May 05, 2014
Publication title: The Globe and Mail, vol. -, Iss. -, pg. –
Place: Unknown
Writer: Marsha Lederman
The re-education of Sarah McLachlan
Sure, she lives a charmed life, but boy, things got rocky for a time there for Sarah McLachlan. In the space of a few short years: a divorce, the death of her father and a split from her long-time manager.
“All the male anchors. Every one of them. All at the same time,” she tells me in an interview at her West Vancouver home. “So it was interesting – the next couple of years of just sorting through that: Who am I now? And where am I at? And what am I going to do with this?”
She’s Sarah McLachlan, so what she did was write an album. Shine On, out May 6, deals with death, heartbreak and loss – and surrendering to new love.
During a candid sit-down in her house – all windows and wood, with a grand piano nearby, and a little toy one under it – McLachlan talked about midlife crises, parenting challenges, her own parents’ bad marriage and the debacle that was the Lilith Fair revival in 2010. Dressed in camo-pants and a tank top, she was nursing a painful leg – a tennis injury suffered in Hawaii the previous weekend with her boyfriend, former NHL star Geoff Courtnall. (See charmed life, above.) Even in pain and about to head to an MRI, she appeared genuinely happy and relaxed – in contrast, I suggested, to how she seemed when Laws of Illusion came out four years ago.
Yes, she agreed. “I’m a whole lot happier and I’m a whole lot wholer, too.” She cites the title of a Michael Ondaatje novel to illustrate how she’s feeling: Coming Through Slaughter.
“We get to our 40s and it’s inevitable: You can’t help but experience loss and suffering. … The recognition of the process of life is very much in this record,” says McLachlan, 46. “It’s what we do with it.
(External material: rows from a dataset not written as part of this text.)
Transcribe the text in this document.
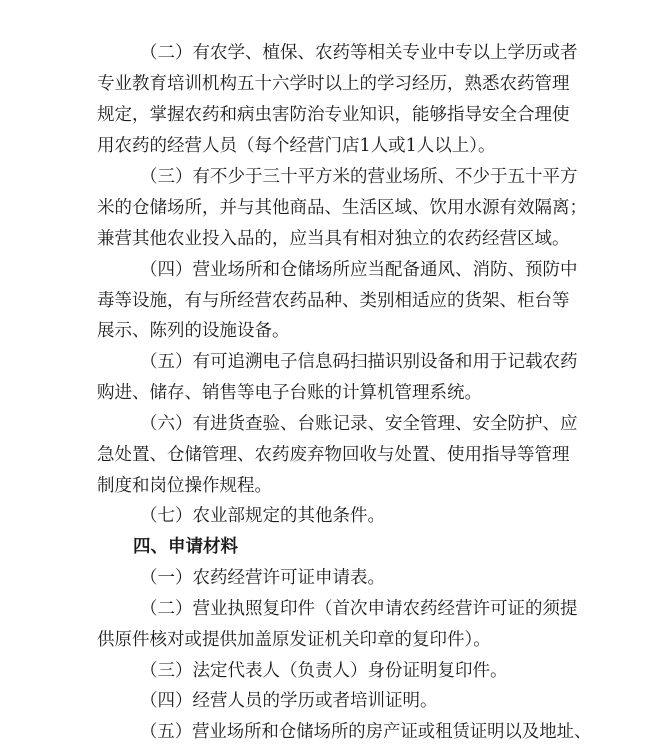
（二）有农学、植保、农药等相关专业中专以上学历或者
专业教育培训机构五十六学时以上的学习经历，熟悉农药管理
规定，掌握农药和病虫害防治专业知识，能够指导安全合理使
用农药的经营人员（每个经营门店1人或1人以上）。
（三）有不少于三十平方米的营业场所、不少于五十平方
米的仓储场所，并与其他商品、生活区域、饮用水源有效隔离；
兼营其他农业投入品的，应当具有相对独立的农药经营区域。
（四）营业场所和仓储场所应当配备通风、消防、预防中
毒等设施，有与所经营农药品种、类别相适应的货架、柜台等
展示、陈列的设施设备。
（五）有可追溯电子信息码扫描识别设备和用于记载农药
购进、储存、销售等电子台账的计算机管理系统。
（六）有进货查验、台账记录、安全管理、安全防护、应
急处置、仓储管理、农药废弃物回收与处置、使用指导等管理
制度和岗位操作规程。
（七）农业部规定的其他条件。
四、申请材料
（一）农药经营许可证申请表。
（二）营业执照复印件（首次申请农药经营许可证的须提
供原件核对或提供加盖原发证机关印章的复印件）。
（三）法定代表人（负责人）身份证明复印件。
（四）经营人员的学历或者培训证明。
（五）营业场所和仓储场所的房产证或租赁证明以及地址、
That’s where we really find out who we are – when we have to push up against something that’s really hard.”
The album, dedicated in part to her father, opens with a euphoric female-empowerment anthem, In Your Shoes. “You are stronger than their hate,” she bellows. She began writing the song about bullying – McLachlan was ostracized as a kid – but it transformed into an ode to Malala Yousafzai, the teenaged Pakistani girls’ education activist who survived a Taliban assassination attempt in 2012. Listening to the lyrics, though, it’s hard not to think of McLachlan’s own recent history: “Time for you to walk out, walk in your own shoes. Lay down your footprints wherever you choose. Leave it all behind and move on; you are your own woman.”
McLachlan and drummer Ashwin Sood split in 2008. They have two daughters, now 12 and almost 7. They share the parenting and are still in each other’s lives. He even plays on a few tracks on this record.
“He’s a really good drummer and there’s such an ease. … We might not be compatible as husband and wife, but we’re compatible for so many other things.”
McLachlan’s own parents had an unhappy union. “They were married 52 years, I think hated each other for 40,” she says. After her mother died, her father remarried – a very happy marriage that lasted eight years, until his death in 2010.
McLachlan found a muse in the grief. “How I wish you were here to see me trying to live up to my name,” she sings in Broken Heart.
Careerwise, 2010 was also difficult. McLachlan revived her seminal 1990s all-female Lilith Fair concert tour, but it flopped.
“It was a colossal failure on a lot of levels,” says McLachlan, who partnered with then-manager Terry McBride in the endeavour.
“We didn’t do our due diligence,” she says. “We didn’t look at how the market had changed. … And now that I look back on it, it was a complete money grab to go back and think that we could just pull this out and do it again and have it be a success.”
The failure led, ultimately, to her split with McBride and his Nettwerk label. Shine On is the first of a two-record deal with Universal’s Verve Music Group (out on Universal in Canada).
The album is also dedicated to McLachlan’s daughters – who gave her a reason to keep going through that terrible period. “They were what got me up out of bed every day. It’s like, smarten up, go ahead and feel sorry for yourself, but suck it up.… They need you to be strong and stoic.”
Shine On’s third dedication is to Courtnall. “Twenty years in a locker room and 20 years in a tour bus – we have so many parallel universes that our paths have gone down,” she says. “And it’s great to meet him at this point … in our lives after being divorced, going through that hardship.”
She is pushing herself to try new things: public speaking, a guest appearance on the TV series Portlandia – both terrifying for the woman who seems so at ease bantering from the concert stage. Despite multiple Grammy and Juno Awards and millions in record sales, McLachlan harbours deep self-doubt.
“I think that’s what propels me forward – is getting over those insecurities and not thinking I’m all that and a bag of chips,” she says. “I think that I suck half the time. And I think that the struggle of not having to suck is what constantly propels me to be better. I have a healthy dose of self-loathing.”